Ce mercredi soir, plus de 5 millions de téléspectateurs du journal de France 2 entendront l'ancien conseiller occulte Patrick Buisson qui, dans un livre dont l'Express publie cette semaine les bonnes feuilles, décrit son ancien patron comme un «trader de la politique» qui aura passé l'essentiel de son quinquennat dans un «jubilé permanent de sa propre personne».

Last but not least, cette série noire se poursuivra jeudi, toujours sur France 2, avec l'émission Envoyé spécial qui reviendra en détail sur l'explosion des dépenses de campagne du candidat Sarkozy en 2012. Franck Attal, ex-patron de la filiale de Bygmalion chargée d'organiser les meetings, expliquera comment il a été «obligé» d'adresser près de 20 millions d'euros de fausses factures à l'UMP pour masquer le dépassement du plafond de dépenses autorisées.
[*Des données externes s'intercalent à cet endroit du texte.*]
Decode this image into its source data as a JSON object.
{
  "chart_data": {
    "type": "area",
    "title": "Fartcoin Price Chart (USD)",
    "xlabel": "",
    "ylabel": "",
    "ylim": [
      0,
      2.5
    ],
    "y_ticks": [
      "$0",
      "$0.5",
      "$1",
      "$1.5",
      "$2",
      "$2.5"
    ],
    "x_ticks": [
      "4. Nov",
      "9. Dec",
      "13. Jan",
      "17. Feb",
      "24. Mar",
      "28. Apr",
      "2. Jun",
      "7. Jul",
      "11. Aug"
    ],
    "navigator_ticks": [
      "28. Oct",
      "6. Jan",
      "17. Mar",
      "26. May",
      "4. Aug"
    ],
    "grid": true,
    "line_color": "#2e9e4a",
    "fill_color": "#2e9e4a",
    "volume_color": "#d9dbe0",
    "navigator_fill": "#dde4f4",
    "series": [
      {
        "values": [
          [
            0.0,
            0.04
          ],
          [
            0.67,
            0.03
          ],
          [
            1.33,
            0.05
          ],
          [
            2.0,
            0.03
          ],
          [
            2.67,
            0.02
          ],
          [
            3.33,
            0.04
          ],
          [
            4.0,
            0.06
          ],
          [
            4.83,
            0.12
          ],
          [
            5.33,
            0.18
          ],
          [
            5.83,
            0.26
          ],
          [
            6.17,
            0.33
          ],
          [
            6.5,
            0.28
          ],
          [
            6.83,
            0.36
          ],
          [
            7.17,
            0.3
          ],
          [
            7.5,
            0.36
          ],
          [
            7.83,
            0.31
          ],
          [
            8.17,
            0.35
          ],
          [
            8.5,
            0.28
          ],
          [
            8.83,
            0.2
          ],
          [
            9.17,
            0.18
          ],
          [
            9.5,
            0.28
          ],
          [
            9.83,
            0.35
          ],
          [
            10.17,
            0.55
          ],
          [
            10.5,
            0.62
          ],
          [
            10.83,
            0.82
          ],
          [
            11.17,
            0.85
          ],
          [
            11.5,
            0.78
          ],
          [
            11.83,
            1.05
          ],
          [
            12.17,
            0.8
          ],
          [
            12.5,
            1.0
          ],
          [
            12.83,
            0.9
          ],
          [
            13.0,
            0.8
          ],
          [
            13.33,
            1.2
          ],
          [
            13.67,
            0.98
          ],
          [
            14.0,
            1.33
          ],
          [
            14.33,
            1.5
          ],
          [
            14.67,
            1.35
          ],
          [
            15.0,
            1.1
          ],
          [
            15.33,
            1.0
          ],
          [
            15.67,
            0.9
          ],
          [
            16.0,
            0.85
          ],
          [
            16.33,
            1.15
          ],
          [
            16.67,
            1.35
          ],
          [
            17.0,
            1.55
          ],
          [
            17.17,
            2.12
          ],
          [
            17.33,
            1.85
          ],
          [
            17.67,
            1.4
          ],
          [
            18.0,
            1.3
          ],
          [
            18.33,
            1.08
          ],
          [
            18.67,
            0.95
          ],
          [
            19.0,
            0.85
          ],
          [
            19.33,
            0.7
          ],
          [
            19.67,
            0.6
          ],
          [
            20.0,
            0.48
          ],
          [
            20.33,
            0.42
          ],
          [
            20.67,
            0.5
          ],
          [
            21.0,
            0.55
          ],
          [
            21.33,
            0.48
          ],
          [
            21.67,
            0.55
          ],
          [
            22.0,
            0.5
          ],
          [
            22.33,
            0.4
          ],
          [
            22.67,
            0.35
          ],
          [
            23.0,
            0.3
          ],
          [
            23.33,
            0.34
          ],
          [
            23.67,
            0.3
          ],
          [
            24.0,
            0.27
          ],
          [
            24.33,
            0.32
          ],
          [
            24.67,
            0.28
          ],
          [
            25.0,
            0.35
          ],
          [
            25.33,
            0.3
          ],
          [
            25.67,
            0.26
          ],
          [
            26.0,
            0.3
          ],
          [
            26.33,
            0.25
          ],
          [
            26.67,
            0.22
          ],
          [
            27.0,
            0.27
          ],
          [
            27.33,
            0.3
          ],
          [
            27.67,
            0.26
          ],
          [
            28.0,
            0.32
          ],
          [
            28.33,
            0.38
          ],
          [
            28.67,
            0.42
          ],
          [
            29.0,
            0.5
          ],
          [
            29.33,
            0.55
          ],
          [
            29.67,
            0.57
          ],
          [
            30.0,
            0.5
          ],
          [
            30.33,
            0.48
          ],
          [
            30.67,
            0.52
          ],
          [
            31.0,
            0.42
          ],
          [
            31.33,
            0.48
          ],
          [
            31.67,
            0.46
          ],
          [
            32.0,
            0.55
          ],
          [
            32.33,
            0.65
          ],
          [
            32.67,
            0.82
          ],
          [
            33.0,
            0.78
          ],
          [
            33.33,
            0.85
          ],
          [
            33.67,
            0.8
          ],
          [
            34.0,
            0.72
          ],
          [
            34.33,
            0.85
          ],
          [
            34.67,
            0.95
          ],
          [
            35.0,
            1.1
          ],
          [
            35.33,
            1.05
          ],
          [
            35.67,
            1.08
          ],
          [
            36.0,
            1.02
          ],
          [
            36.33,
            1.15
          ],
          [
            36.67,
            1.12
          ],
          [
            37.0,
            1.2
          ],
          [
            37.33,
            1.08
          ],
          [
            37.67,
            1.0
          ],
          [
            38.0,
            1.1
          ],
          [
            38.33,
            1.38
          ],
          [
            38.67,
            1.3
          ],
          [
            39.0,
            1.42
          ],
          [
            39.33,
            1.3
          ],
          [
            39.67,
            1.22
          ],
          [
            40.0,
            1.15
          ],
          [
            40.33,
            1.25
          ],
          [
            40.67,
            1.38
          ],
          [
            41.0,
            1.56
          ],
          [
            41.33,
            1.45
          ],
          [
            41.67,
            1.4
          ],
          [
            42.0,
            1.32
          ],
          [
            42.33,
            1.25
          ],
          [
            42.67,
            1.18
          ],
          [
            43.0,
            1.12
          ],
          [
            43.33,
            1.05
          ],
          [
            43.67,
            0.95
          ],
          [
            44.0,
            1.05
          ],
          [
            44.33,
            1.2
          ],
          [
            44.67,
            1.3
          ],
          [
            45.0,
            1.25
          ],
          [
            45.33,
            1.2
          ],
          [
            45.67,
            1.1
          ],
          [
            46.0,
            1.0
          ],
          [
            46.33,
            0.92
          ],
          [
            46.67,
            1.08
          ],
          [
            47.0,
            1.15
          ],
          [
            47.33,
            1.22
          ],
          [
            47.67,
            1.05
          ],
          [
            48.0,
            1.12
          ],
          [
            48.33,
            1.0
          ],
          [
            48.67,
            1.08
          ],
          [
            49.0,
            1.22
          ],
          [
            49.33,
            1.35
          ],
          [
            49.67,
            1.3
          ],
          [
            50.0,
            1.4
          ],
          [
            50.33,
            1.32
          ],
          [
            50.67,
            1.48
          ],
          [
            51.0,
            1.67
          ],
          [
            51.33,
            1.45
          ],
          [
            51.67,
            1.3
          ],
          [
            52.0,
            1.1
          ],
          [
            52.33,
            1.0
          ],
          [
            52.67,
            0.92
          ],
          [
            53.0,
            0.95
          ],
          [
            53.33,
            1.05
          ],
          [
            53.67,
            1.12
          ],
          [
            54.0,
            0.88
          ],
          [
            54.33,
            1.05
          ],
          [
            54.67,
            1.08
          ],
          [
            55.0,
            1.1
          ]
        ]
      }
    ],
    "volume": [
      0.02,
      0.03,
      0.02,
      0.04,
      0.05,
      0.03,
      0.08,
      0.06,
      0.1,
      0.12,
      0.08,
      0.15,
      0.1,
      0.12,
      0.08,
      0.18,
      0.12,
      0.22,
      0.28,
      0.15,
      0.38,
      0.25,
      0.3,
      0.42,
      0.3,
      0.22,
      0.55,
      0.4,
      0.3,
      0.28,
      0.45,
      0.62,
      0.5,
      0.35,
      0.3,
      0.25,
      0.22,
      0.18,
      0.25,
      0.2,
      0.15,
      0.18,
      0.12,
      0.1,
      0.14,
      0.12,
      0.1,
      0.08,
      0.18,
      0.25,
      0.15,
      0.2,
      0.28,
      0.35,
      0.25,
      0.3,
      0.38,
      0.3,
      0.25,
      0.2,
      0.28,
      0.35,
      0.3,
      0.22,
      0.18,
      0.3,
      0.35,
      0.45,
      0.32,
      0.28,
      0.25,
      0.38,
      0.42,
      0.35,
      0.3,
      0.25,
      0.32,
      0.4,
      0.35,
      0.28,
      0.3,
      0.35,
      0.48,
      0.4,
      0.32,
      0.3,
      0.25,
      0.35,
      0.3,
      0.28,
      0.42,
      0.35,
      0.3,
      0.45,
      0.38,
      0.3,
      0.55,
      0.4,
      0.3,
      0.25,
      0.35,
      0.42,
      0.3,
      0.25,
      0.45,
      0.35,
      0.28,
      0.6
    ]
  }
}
Dans l'entourage de Sarkozy, on se gardait bien, mardi, de commenter publiquement cette déferlante - à laquelle il convient d'ajouter sa mise en examen pour trafic d'influence dans l'affaire dite «des écoutes». Sous couvert d'anonymat, un conseiller soutient, avec une pointe de cynisme, que «tout cela contribue à faire de l'ancien président de la République le candidat de l'anti-système». Ironie de l'histoire, cette rhétorique est directement inspirée des enseignements délivrés par Patrick Buisson, théoricien d'une campagne «au peuple», centrée sur la célébration des frontières et de l'identité nationale. NKM a résumé d'une phrase cette stratégie mise en œuvre sans succès en 2012 : «Pour Buisson, il s'agissait de faire triompher Maurras plutôt que Sarkozy.»

«Noisette»

Que Nicolas Sarkozy ne soit pas Charles Maurras, Buisson est le premier à le regretter. Dans la Cause du peuple, à paraître jeudi, il fait de celui qu'il a servi pendant près d'une décennie un portrait dévastateur - et assez crédible - d'un homme débordé par «ses passions, ses désordres, ses coupables faiblesses pour l'air du temps», «un faux dur submergé par un état permanent de dépendances affectives». On est très loin de l'image de l'homme d'Etat débordant d'énergie que l'ex-président veut donner de lui-même. Buisson regrette que l'homme qu'il a conseillé comprenne la politique comme «une opération de séduction». Loin d'être l'incarnation du volontarisme, le sarkozysme ne serait qu'«un moteur à deux temps fonctionnant au mélange d'un discours dur et d'une pratique molle». En termes à peine moins durs, la même critique est formulée par Jean-François Copé et par François Fillon. Sous la plume de Buisson, ce dernier découvrira que l'ex-président le traitait, à l'occasion, de «pauvre type». Le fidèle Estrosi, «cet abruti qui a une noisette dans la tête», n'est guère mieux traité.

Mais c'est à son prédécesseur Jacques Chirac, si l'on en croit Buisson, que le Sarkozy réservait ses piques les plus assassines : «Chirac aura été le plus détestable de tous les présidents de la Ve. Franchement, je n'ai jamais vu un type aussi corrompu.» Ces propos seront nécessairement démentis. A moins que, scénario apocalyptique, Buisson ne soit en mesure d'en produire la preuve. En 2014, il a été condamné pour avoir enregistré à son insu l'ex-président.